Trying To Beat The Market? Not Much Has Changed

J. Patrick Collins Jr., CFP®, EA

If you’ve been invested in the stock market the last five years, congratulations.  You’ve made the most important investment decision…how to allocate your assets (hopefully you’ve had a healthy percentage in stocks).  That decision is by far the most influential decision on portfolio performance, so getting the allocation mix right is paramount.  One of the next decisions you need to make is how to invest in each portfolio asset class (stocks, bonds, etc).  It can be done by purchasing individual securities or through mutual funds.  If you are like millions of other Americans, mutual funds tend to be the product of choice.  It allows you instant diversification without much capital or labor of buying hundreds of securities.  

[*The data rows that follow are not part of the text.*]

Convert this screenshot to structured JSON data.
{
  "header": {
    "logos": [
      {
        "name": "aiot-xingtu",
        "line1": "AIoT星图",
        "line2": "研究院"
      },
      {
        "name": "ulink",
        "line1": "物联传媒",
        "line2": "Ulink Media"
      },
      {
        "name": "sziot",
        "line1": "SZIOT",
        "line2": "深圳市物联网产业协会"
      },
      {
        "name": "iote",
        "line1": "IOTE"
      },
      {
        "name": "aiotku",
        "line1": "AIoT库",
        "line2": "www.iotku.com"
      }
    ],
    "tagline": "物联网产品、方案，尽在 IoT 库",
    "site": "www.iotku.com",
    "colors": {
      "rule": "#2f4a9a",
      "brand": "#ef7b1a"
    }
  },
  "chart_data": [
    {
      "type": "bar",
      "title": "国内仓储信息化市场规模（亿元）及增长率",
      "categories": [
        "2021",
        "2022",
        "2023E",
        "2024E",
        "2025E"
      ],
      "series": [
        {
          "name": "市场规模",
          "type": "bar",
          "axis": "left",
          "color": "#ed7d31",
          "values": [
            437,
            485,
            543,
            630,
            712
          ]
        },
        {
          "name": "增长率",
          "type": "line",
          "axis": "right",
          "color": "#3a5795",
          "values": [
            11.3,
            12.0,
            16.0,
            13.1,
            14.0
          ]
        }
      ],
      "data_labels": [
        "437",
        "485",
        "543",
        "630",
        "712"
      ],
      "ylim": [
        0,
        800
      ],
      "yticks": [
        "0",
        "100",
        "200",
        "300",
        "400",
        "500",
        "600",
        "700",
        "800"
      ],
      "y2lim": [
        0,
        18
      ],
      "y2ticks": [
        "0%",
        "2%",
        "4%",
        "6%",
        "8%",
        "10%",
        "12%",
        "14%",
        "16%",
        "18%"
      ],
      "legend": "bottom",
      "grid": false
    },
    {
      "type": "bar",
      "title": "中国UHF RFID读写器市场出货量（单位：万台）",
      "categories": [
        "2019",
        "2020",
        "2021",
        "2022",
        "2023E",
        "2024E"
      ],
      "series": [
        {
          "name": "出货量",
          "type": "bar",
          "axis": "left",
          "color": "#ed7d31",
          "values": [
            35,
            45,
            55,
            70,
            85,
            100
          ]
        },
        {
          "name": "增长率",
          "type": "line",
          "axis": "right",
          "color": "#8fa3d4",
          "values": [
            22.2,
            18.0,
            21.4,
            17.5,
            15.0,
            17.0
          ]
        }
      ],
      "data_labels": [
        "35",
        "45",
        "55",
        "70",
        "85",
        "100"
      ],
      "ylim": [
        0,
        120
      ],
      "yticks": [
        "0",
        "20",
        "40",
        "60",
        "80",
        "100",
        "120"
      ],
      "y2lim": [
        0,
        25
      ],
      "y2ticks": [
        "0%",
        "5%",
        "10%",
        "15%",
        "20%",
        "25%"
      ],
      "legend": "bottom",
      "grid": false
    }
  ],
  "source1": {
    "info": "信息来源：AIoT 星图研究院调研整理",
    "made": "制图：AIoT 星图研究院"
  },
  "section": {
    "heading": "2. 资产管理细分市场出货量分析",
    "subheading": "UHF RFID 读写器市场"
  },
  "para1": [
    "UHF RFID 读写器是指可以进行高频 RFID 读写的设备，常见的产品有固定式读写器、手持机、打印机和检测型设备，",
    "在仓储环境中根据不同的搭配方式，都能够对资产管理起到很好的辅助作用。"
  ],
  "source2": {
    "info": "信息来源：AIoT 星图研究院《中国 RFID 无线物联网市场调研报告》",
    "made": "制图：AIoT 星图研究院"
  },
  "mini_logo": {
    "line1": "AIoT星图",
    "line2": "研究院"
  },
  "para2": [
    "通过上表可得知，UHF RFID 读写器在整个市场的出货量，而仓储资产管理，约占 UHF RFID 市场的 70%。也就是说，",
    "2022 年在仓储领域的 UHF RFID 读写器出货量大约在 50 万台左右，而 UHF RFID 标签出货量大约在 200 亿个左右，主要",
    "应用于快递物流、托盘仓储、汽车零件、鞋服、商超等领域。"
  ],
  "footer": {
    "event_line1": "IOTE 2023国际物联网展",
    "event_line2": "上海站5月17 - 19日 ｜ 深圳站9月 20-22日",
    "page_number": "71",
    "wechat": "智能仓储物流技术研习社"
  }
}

One of the key questions for purchasing funds is whether you should buy a fund that tries to beat the market or one that matches the market.  The majority of investors today are still trying to beat the market.  We think this is foolish since the evidence is so overwhelming.  Standard and Poors came out with their semi annual research piece on this topic.  The results seemed pretty conclusive to us:

SPIVA Mid-Year 2014 Scorecard

Over the last 5 years, we see that in almost every category, 80-90% of all funds fail to outperform their benchmark.  The costs associated with trying to outperform an index eventually catch up with these managers, making it difficult to experience sustained outperformance.  We have been beating this drum for 10 years (since the inception of our firm) and will continue to do so, as we believe it is a story investors need to hear.